La bibliothèque de l'amateur d'art
par Gérard-Georges Lemaire
Romans, Patrick Modiano, « quarto », Gallimard, 1088 p., 23,50 €.
Le choix d’ouvrages qui a été fait pour l’édition de la collection « Quarto » a de quoi laisser perplexe. Mais, comme c’est Patrick Modiano en personne qui l’a faite, alors il est difficile de la contester ! Ces Romans (dix en tout) sembleraient former, aux yeux de leurs auteur, un tout ayant sa cohérence. Dans sa préface, Modiano est conscient que l’auteur est sans doute le plus mauvais lecteur de ses œuvres. Et il en appelle à Maurice Blanchot. Il avance une sorte de justification boiteuse : « ils forment un seul ouvrage et ils sont l’épine dorsal des autres, qui ne figures pas dans cet ouvrage. » Mais tout de même, en admettant qu’il ait choisi une trame autobiographique, on se demande alors ce que viens faire là Dora Bruder ! Ce livre -où il a tenté de reconstituer la vie d’une jeune femme juive disparue à jamais en 1942 n’a de plein sens que par rapport à son premier roman, qui lui a valu des récompenses et surtout la notoriété, la Place de l’étoile, qui ne figure pas dans ce volume. Après tout, cette discussion n’a pas lieu d’être. Cette sélection est une magnifique voie d’accès à l’écriture de Patrick Modiano, qui est sans nul doute notre plus grand écrivain et qui a su faire de romans tout à fait expérimentaux des romans pouvant être lus par le plus grand nombre ! Modiano aime aussi se cacher : il est et n’est pas tel personnage et tel personnage a existé ou pas dans son existence. Cela demeurera toujours un mystère impénétrable car c’est cela son cheminement : aller là où tout devient ombre et ambiguïté. Même Un pedigree, qui devrait être le roman familial par excellence ne fait que renforcer ce mystère. Ce qui importe, c’est sa faculté de métamorphoser le réel et de lui donner cette dimension presque mythique, mais sans jamais le rendre
Pleinement onirique ou merveilleux. Le réel est bien là à sa place quant à savoir ce qu’il a à nous dire dans la fiction, c’est une bien autre affaire !
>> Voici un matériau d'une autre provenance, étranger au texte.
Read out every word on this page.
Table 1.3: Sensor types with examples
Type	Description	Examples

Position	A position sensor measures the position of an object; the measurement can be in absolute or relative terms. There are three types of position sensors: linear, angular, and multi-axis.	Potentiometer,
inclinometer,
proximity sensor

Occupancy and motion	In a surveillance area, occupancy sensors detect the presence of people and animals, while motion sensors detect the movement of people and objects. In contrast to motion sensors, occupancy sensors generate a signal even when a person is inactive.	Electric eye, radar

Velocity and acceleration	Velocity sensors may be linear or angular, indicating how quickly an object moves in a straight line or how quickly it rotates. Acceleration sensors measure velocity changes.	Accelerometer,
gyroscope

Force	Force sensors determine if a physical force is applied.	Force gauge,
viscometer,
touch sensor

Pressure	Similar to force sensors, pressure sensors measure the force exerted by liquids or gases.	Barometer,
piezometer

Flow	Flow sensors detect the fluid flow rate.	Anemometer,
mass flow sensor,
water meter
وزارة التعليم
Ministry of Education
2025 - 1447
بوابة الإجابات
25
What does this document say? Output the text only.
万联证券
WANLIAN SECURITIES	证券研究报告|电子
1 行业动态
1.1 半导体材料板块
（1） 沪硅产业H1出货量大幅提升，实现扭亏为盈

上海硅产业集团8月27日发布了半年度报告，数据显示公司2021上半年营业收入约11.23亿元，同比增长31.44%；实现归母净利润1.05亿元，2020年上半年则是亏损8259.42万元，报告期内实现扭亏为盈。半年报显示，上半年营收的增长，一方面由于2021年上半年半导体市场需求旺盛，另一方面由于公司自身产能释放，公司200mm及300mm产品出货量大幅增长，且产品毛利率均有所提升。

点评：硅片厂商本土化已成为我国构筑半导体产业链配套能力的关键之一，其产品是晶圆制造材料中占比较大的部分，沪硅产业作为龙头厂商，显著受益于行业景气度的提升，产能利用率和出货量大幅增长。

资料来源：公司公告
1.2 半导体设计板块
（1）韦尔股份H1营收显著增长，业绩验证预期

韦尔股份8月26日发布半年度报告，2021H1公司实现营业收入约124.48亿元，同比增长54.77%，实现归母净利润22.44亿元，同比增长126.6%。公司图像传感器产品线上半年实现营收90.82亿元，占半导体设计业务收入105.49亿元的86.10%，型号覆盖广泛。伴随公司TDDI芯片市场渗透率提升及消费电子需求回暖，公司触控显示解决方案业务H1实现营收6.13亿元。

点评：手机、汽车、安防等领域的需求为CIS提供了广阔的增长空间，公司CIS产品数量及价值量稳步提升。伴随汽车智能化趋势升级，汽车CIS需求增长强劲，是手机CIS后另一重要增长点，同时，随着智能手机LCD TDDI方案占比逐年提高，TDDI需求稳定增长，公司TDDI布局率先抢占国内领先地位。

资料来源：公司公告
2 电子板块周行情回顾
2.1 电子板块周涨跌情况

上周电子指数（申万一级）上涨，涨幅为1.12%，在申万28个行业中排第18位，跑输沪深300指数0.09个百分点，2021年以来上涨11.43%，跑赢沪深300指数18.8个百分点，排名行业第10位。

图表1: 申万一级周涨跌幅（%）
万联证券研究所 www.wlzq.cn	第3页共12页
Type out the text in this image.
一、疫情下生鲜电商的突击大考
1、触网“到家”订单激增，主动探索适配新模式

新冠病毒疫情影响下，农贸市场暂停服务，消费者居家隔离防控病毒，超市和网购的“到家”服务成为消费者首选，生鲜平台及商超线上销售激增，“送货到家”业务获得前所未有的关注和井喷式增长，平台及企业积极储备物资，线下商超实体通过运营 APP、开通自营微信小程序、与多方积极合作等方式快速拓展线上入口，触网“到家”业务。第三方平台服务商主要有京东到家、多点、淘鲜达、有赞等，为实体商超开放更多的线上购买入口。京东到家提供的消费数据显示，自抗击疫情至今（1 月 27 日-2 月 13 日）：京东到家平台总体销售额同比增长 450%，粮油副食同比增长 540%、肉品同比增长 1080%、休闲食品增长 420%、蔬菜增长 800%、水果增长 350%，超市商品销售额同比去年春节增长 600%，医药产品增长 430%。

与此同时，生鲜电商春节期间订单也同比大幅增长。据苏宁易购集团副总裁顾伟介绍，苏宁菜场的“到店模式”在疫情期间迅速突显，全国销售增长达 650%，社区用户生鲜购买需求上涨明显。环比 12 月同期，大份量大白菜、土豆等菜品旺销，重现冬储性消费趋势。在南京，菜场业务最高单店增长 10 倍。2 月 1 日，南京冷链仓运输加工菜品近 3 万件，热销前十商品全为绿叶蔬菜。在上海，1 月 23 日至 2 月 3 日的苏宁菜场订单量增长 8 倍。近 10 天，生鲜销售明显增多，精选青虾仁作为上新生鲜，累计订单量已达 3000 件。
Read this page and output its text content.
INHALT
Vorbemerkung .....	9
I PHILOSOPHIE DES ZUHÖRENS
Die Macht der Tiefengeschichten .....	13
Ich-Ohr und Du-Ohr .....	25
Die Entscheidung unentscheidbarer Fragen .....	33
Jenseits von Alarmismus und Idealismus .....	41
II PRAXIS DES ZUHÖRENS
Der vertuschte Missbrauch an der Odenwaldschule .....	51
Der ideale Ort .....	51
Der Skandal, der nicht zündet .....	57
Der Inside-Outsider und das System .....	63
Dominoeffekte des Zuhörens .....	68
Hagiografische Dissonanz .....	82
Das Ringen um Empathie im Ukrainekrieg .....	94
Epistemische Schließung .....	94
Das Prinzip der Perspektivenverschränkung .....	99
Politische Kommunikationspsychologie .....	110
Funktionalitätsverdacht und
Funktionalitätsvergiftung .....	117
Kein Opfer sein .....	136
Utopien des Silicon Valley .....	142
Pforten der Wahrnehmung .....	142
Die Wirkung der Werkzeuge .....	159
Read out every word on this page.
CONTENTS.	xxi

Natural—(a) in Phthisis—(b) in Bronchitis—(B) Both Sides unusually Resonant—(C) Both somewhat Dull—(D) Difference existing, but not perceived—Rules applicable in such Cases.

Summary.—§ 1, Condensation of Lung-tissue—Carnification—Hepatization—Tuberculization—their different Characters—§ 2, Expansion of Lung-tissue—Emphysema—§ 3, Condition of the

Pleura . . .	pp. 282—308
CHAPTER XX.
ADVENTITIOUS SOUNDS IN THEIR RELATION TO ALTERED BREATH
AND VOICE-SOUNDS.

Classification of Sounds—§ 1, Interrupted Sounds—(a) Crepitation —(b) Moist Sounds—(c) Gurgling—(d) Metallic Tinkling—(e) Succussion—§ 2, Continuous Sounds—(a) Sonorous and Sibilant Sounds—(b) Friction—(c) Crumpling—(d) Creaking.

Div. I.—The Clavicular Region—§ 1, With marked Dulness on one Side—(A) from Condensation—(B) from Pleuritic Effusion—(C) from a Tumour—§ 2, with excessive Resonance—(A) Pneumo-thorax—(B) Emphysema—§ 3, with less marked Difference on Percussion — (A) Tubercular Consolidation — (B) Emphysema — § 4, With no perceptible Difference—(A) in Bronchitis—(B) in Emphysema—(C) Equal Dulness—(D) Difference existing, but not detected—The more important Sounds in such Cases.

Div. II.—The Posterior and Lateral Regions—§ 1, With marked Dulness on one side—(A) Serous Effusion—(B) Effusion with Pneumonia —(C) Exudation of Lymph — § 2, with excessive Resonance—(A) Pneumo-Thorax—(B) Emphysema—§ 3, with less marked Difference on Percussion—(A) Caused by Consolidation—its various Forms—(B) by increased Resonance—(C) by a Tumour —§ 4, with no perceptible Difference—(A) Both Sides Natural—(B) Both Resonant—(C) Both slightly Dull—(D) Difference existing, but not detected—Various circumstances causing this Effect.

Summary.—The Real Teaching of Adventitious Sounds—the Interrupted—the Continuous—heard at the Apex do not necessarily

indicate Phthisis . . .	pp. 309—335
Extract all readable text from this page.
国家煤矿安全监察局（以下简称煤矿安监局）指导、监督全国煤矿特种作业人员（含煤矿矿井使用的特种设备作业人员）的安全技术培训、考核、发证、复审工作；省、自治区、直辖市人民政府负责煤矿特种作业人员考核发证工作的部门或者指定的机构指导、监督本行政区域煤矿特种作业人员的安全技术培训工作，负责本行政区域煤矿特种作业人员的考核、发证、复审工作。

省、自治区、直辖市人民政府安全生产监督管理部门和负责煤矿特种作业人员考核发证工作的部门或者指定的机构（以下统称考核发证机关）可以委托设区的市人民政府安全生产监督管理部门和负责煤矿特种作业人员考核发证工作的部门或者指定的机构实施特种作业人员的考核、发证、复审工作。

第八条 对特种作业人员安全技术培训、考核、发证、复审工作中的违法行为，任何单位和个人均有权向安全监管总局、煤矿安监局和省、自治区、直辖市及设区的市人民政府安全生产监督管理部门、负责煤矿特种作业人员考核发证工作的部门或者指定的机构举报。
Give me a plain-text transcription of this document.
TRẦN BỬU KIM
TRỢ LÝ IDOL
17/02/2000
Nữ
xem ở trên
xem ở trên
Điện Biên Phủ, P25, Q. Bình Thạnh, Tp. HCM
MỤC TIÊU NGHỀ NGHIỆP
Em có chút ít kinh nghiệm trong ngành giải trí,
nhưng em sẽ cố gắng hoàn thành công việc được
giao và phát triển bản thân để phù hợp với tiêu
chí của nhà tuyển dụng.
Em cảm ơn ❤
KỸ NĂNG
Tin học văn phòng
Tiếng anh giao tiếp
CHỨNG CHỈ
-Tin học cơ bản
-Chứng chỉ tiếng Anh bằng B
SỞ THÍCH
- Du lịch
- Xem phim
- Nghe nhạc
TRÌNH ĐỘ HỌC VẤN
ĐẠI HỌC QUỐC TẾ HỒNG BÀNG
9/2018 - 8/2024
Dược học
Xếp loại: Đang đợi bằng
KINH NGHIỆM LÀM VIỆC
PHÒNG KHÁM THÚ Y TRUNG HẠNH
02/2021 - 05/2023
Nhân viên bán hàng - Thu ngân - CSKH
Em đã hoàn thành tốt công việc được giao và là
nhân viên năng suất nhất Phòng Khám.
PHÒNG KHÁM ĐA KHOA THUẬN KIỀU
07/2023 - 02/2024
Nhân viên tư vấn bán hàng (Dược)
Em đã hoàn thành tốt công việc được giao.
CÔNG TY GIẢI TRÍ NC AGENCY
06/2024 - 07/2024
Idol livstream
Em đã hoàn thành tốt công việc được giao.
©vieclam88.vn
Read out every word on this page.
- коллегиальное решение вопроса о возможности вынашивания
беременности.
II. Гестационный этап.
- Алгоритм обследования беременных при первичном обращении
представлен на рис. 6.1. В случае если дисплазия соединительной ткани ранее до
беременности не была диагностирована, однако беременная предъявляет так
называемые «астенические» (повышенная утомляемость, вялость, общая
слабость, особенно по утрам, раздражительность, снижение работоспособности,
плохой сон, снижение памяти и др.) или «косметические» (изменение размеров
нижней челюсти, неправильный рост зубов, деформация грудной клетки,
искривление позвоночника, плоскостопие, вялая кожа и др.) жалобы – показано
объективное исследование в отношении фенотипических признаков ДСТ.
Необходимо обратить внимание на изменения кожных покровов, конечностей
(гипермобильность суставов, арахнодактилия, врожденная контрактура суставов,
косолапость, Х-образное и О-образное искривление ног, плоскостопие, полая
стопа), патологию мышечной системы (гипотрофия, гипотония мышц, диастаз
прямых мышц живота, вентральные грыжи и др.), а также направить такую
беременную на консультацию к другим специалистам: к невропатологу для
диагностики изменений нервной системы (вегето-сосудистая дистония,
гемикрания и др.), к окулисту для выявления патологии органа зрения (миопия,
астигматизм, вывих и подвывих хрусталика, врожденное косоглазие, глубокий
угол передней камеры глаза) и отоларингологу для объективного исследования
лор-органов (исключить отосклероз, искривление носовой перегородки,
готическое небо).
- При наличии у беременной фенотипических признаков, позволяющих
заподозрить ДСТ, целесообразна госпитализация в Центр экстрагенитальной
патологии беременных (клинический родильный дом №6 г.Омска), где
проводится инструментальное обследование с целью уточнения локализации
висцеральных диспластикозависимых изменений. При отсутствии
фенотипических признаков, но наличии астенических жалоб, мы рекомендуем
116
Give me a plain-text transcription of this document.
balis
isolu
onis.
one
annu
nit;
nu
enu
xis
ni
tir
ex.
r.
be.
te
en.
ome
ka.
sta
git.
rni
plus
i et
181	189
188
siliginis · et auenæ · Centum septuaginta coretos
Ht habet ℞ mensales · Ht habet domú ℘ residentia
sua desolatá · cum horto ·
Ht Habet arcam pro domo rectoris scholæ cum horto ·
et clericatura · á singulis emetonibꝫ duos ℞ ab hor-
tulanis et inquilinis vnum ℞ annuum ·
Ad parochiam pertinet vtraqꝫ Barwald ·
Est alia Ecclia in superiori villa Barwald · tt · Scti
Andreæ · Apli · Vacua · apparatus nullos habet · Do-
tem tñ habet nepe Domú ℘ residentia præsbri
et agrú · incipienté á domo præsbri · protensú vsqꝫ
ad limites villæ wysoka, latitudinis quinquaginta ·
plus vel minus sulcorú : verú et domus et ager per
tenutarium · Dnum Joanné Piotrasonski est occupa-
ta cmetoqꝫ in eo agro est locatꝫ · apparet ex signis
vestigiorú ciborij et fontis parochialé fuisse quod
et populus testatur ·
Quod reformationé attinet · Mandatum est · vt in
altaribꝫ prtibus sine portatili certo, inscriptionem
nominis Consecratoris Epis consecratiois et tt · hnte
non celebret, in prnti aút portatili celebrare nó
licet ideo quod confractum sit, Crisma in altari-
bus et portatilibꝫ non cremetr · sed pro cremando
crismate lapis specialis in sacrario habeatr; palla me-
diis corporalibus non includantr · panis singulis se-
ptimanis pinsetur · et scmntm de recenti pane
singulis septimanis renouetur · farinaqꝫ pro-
Les Cantos, Ezra Pound,édition revue et corrigée par Yves di Manno, « Mille et une pages «», Flammarion, 1029 p., 30 €.
Les Cantos d’Ezra Pound demeurent une des pierres angulaires de la littérature du XXe siècle. On ne semble plus beaucoup en discuter dans les chaumières des bas bleus des beaux quartiers d’Aragon, mais le livre est toujours là, monstrueux et inquiétant. Et il vient de surcroît d’être réédité dans la collection « Mille et une pages » chez Flammarion. L’histoire de Pound, de ses émissions sulfureuses (mais surtout surréalistes) sur les chaînes radiophoniques fascistes de la République sociale, son enfermement dans une cage à la Libération et son long internement à l’hôpital Sainte Elizabeth aux Etats-Unis en ont fait un martyr de la sainte cause poétique. De plus en plus d’intellectuels et d’écrivains sont allés lui rendre visite alors que lui traduisait Confucieus. Tout cela est assez irréel et mériterait d’être écrit, écrit de manière satisfaisante, une bonne fois pour toute. Reste le problème de cette œuvre monumentale. Je n’arrive pas à comprendre pourquoi le Cantos LXXII a été laissé en italien. L’italien n’est-elle pas une langue étrangère comme l’anglais ? De plus il y a la question ô combien épineuse des caractères chinois. Peut-être aurait-il été souhaitable qu’on nous les explique, sinon nous ne voyons que de belles pages typographiques. En somme, Pound n’aura sa vraie place qu’une fois qu’on aura fait une édition de ces Cantos digne de ce nom.